Reminder, this is done in the proposal.qmd
– There is no recommendation to the number of variables you need to include when writing your research question. It can be between 2, it can have more than 2.
– Your research question can (and probably will) change as you get feedback / we move through the Summer session. That’s okay for this class project!
– You will answer this question using statistical procedures we will learn after Exam 1.
– What is the relationship between baldness and age?
– Is it possible that VEGF has an effect in plant photosynthesis?
– How are children affected by exposure to social media?
Unclear what social media means in this context. Unclear how children are defined.
Better: What is the effect of Instagram Likes on the self-esteem of young children under the age of 12?
– Find one published credible article on the topic you are interested in researching. Typically, people use Google Scholar
– Provide a one paragraph summary about the article.
– In 1-2 sentences, explain how your research question builds on / is different than the article you have cited.
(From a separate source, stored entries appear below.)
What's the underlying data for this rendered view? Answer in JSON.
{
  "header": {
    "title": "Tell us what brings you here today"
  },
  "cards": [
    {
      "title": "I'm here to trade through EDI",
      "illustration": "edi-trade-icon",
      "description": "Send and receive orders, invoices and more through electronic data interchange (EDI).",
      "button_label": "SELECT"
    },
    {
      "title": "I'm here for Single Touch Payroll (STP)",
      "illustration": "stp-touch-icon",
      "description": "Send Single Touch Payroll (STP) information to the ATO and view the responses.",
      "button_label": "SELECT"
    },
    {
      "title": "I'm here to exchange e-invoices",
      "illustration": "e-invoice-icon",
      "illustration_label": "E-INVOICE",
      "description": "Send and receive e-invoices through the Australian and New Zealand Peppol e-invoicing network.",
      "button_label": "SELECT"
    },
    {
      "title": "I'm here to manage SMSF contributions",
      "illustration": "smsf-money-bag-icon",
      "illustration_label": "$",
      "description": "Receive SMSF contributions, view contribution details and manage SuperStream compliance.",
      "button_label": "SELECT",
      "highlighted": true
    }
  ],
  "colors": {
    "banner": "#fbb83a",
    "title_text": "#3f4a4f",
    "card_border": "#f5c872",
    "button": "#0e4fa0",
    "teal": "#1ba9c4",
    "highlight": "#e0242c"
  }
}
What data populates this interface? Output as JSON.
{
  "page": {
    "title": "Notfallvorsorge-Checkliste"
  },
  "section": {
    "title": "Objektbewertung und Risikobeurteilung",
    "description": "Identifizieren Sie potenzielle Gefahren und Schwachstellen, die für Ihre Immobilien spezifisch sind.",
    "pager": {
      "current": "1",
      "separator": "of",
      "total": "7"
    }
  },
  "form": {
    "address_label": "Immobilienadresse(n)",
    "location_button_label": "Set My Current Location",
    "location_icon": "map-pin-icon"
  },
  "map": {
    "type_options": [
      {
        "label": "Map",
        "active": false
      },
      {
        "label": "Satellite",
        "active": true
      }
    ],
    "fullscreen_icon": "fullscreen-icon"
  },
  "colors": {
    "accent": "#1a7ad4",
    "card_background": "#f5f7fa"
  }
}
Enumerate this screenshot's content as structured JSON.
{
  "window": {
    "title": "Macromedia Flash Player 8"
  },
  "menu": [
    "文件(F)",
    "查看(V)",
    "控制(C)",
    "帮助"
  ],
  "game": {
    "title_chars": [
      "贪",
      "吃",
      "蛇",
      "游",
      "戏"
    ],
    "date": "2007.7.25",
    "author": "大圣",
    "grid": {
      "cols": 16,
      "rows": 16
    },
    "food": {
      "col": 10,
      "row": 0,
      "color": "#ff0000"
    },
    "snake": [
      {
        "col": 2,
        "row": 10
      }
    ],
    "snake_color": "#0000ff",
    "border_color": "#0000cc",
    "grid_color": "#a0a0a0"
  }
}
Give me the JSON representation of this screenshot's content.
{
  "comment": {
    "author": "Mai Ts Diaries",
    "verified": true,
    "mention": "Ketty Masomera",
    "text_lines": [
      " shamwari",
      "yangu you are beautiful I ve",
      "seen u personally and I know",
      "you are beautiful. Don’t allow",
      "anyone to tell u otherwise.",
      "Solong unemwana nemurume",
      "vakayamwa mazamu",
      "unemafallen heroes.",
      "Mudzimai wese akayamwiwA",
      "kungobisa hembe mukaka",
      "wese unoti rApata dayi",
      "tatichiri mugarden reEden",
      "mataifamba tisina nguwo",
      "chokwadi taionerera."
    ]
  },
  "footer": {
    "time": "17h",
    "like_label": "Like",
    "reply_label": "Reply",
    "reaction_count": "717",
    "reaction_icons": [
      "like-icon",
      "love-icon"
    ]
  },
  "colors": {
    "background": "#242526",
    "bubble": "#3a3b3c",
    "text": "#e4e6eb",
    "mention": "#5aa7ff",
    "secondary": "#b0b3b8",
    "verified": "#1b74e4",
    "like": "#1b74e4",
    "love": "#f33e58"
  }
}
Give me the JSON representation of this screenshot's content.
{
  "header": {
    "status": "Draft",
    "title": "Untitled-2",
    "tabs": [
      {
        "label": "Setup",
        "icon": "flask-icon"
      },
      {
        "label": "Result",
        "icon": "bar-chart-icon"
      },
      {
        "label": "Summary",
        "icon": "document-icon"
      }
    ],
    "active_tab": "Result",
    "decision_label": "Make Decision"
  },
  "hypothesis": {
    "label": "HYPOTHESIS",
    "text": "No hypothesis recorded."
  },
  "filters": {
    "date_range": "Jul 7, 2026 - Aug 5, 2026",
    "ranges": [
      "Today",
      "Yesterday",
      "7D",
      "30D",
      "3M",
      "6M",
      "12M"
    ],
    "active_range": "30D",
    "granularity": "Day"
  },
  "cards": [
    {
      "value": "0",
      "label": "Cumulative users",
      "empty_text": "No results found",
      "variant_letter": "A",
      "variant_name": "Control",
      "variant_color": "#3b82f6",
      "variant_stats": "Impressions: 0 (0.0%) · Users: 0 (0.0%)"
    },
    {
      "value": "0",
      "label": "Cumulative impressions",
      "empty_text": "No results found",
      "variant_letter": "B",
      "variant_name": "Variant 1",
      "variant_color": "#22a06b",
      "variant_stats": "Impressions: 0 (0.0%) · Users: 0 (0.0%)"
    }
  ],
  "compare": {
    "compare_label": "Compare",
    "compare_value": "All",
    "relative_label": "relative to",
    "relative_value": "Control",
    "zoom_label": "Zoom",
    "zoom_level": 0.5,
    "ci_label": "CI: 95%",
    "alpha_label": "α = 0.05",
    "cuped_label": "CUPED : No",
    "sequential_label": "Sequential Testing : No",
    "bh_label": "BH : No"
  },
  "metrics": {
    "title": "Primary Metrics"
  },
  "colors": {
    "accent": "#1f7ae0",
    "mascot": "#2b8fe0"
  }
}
Literature reviews are often exhaustive. This is meant to get us initial experience with what literature reviews are and why they are important!
Lastly, take a glimpse
of your data in the proposal.qmd
– Is everyone contributing? Have a meaningful commit?
– Does it Render?
– Is the Repo organized? No added unnecessary documents?
Sometimes, we create multiple merge conflicts that become “to far gone” to fix. In these circumstances for this class, we resort to the following:
– If you do not have any work that you would like saved (all your group’s current work is on GitHub), delete your local repo by clicking the repo file in the Files
tab of R and Delete
.
– Next, go re-clone the project repo.